SILER CITY, N.C. (WTVD) -- Two men are facing kidnapping and human trafficking charges in the case of a missing teen from Siler City.
On February 21, Siler City Police Department got a report of a missing 15-year-old.
State Bureau of Investigation agents were able to obtain, through electronic surveillance, that the victim had been abducted.
That new information allowed police to request a statewide AMBER Alert.
Two suspects were quickly identified.
Ronny Suarez and the 15-year-old teen were located at West Strider Street in Asheboro.
The other suspect, Saul Ramirez Guvara, was located at a Quality Inn in Kinston.
Both suspects were taken into custody on charges including first-degree kidnapping, human trafficking of a child, and several other charges.

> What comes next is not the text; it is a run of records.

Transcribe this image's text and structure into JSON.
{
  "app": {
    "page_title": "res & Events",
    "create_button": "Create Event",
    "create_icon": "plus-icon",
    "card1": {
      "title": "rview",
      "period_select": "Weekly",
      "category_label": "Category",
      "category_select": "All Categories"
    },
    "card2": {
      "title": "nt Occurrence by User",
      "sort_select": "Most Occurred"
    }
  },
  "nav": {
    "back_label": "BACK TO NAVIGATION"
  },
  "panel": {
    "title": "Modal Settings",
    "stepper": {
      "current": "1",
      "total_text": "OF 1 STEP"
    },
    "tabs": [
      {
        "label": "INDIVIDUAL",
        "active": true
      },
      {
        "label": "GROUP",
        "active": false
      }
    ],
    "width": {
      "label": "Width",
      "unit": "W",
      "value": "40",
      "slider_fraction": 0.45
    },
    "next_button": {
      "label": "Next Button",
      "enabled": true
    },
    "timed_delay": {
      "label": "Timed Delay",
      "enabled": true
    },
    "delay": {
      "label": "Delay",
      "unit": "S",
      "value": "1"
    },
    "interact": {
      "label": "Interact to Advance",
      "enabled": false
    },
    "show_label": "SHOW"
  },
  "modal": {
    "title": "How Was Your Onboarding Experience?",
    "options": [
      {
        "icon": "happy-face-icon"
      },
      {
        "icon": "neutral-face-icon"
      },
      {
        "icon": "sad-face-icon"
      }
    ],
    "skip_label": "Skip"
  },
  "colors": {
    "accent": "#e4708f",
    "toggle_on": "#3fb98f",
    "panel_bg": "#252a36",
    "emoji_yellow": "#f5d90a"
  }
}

SEE ALSO | AMBER Alerts highlight importance of teen online safety
Anyone with information about this case should call the Siler City Police Department at 919-742-5626.
This is the second arrest in central North Carolina involving teen girls, AMBER Alerts that led to the arrest of suspects for kidnapping and trafficking charges. In an unrelated case, on Thursday, the Harnett County Sheriff's Office, the NC SBI and FBI arrest two men after an alert was issued for a 15-year-old. She was located in Dare County, N.C.
Elihue Martin Mahler, 31, of Virginia Beach, Virginia, and 23-year-old Austyn Lee Cole of Kitty Hawk, face charges of felony human trafficking of a child victim, felony kidnapping, felony conspiracy to kidnap, and felony conspiracy, human trafficking.
The FBI warned parents to monitor their children's social media activity.
The common threads in the two cases in Chatham and Harnett counties is raising alarm bells for experts like Judy Paparozzi, who teaches at UNC Pembroke after decades fighting human trafficking.
"12 to 15 is a target age group. The traffickers are online trolling that guy may have worked on this girl if that was the person she was online with, he may have spent a year trying to groom her, to trust him and consider her for her to consider that he's the best thing in the world like someone... she's in love with and so forth," Paparozzi said.
According to the Child Crime Prevention and Safety Center, an estimated 89 percent of sexual advances directed at children occur in Internet chatrooms or through instant messaging.
It's proof Paparozzi says that shows that the trafficking industry is becoming more tech savvy and more lucrative as victims are being sold for sexual gratification.
"The profits are enormous that the trafficker can earn a quarter of a million a year on one girl and the risk of prosecution is low because how do you recognize a human trafficking victim? She's so afraid of her trafficker, even if the police pulled over her car, how would they recognize her as not his niece or his daughter," she said.